Friday, March 14, 2014

TOP STORY >> Documentary features champion trees

By ALIYA FELDMAN
Leader staff writer

The beauty of the trees in a new documentary “Champion Trees” speaks for itself. In-depth interviews with artists, historians and the owners of the land the trees sit on further capture their splendor.

One such person is Jerry Sanders, a retiree in Sherwood, who has the largest dawn redwood in the state planted in his backyard.

Sanders sent away for the tree and planted it 20 years ago, when it was three feet tall.

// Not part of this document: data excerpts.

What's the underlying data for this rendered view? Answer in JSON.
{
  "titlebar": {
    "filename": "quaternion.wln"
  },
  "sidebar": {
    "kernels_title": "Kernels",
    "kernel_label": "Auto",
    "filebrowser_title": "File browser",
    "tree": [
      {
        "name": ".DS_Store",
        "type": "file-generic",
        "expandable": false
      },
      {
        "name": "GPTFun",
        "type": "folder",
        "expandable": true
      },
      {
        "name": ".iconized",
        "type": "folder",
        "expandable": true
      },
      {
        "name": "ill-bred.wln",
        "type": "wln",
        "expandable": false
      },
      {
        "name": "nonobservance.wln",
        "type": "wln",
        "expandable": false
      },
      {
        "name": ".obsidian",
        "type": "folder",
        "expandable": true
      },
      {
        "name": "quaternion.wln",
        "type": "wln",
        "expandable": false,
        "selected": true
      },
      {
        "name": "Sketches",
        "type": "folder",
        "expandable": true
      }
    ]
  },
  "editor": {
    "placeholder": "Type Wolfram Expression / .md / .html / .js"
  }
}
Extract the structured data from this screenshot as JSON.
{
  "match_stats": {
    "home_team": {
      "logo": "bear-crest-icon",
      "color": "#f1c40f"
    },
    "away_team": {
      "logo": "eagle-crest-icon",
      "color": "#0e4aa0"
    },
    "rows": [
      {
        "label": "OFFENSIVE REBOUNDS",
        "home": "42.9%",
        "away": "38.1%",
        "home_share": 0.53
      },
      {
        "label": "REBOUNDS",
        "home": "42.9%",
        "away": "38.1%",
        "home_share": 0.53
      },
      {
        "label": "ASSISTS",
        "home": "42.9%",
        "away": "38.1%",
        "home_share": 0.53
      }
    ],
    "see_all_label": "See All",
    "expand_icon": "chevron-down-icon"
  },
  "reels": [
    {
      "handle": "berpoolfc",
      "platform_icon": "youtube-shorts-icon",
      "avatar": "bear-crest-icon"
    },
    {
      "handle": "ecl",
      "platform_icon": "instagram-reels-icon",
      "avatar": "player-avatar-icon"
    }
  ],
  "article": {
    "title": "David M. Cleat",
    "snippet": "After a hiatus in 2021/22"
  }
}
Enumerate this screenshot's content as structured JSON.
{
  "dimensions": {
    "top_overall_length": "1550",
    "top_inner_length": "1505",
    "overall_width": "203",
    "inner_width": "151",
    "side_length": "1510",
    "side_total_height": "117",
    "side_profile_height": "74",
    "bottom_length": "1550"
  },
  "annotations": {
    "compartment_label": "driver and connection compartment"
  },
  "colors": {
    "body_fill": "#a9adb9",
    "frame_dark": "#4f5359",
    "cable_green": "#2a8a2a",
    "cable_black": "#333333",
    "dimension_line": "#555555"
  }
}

He calls gardening “intoxicating” and, while sitting in a lawn chair in his well-planted garden, says that he tends to “slack off” on other things to make time for gardening.

Then there are the trees that have personal significance for the families who still have them in their yards. Wadene Foreman Hilliard of Rosebud has an American holly in her yard.

She remembers when her family made wreaths from its leaves to hang on their front door.

While people associated with the trees make up a large part of the film, the trees remain the subject, which gives them an unusual personification.

Viewers can count on receiving assurance that Arkansas’ great treasure is its nature and the awe that it creates, as many of those interviewed say.

“Anyone who’s around trees as a child knows that enchantment,” says Linda Williams Palmer of Hot Springs. She’s an artist who throughout the film prepares for a gallery showing of her drawings of champion trees.

Her exhibit, she says, is to thank the trees for the part they played in her childhood, when she would play and daydream in the forest near her family’s house.

“My depiction of it, or drawing of it, is my expression of gratitude in some way,” she says.

Other trees and towns featured in the film are a post oak in Waldo, a deodar cedar in Searcy and a southern red oak in Birdeye, among many others.

Champion trees are considered the largest of their species in the state. The film’s crew traveled statewide to document these species and their stories. Many of the trees have been given historical markers.

Watch the film, an AETN production, for pictorial documentation of these trees, including miles of orange-leaved forests during the fall, which is part of a diorama of trees through the seasons.

Matthew Voskamp, a county forester with the Arkansas Forestry Commission in Little Rock, says looking at the champion trees also inspires awe in him and gives him a sense of state history beyond what is written.

“These champion trees are really fascinating because they are the largest…They’re pretty awesome to just marvel at how large they are,” Voskamp says. “If there’s any tree that I’ve (been) just awestruck with it was the champion bald cypress (in the White River National Wildlife Refuge) and that was the first champion tree I ever visited.”

He reflects on how it has survived a “saw or a bulldozer, or lightning, or a windstorm for that long.”

The tree is estimated to be 300 to 400 years old and is the largest tree in the state.

Surrounding its huge trunk are hundreds of roots, called knees, that appear to grow upward out of the ground so that small tree trunks look to have dropped from its branches and into the swamp below.

There were many more bald cypresses in Arkansas before much of the swampland dried up.

Most of the champion trees are 5 to 8 feet in diameter. The bald cypress is 14 to 15 feet in diameter.

Voskamp travels the state to qualify these trees for champion designation.

Individuals who believe that a champion tree sits on their property can call Voskamp to apply for the status.

The trees are accompanied by a fitting and beautiful score by Amos Cochran of Van Buren.

Cochran’s score, along with long, wide aerial shots of Arkansas forest, are magnificent.

Don Bragg, a tree researcher with the USDA, says that, before settlers arrived in Arkansas, almost the entire landscape was covered in trees.

He says 96 percent of the land was forest. The film shows that, in some remote areas of Arkansas, the landscape is remarkably the same as it was then. Largely, the film is about the capacity that trees have for survival.

Before settlers, trees much larger than the ones we see now were commonplace. Photographs from the turn of the century show loggers with massive stumps of newly-cut trees that dwarf the loggers in size.

“Before the Civil War,” says historian Ronald Kelley, “we had a lot more trees.” Kelley works in Helena, where a maidenhair ginkgo towers over Evergreen Cemetery.

Kelley says the combination of natural and American history make the cemetery a perfect place to visit.

Cornilica Davis of the Yell County Historical Society discusses Dardanelle’s 350-year-old white oak, which the Native Americans called the Council Tree for its designation as their meeting place.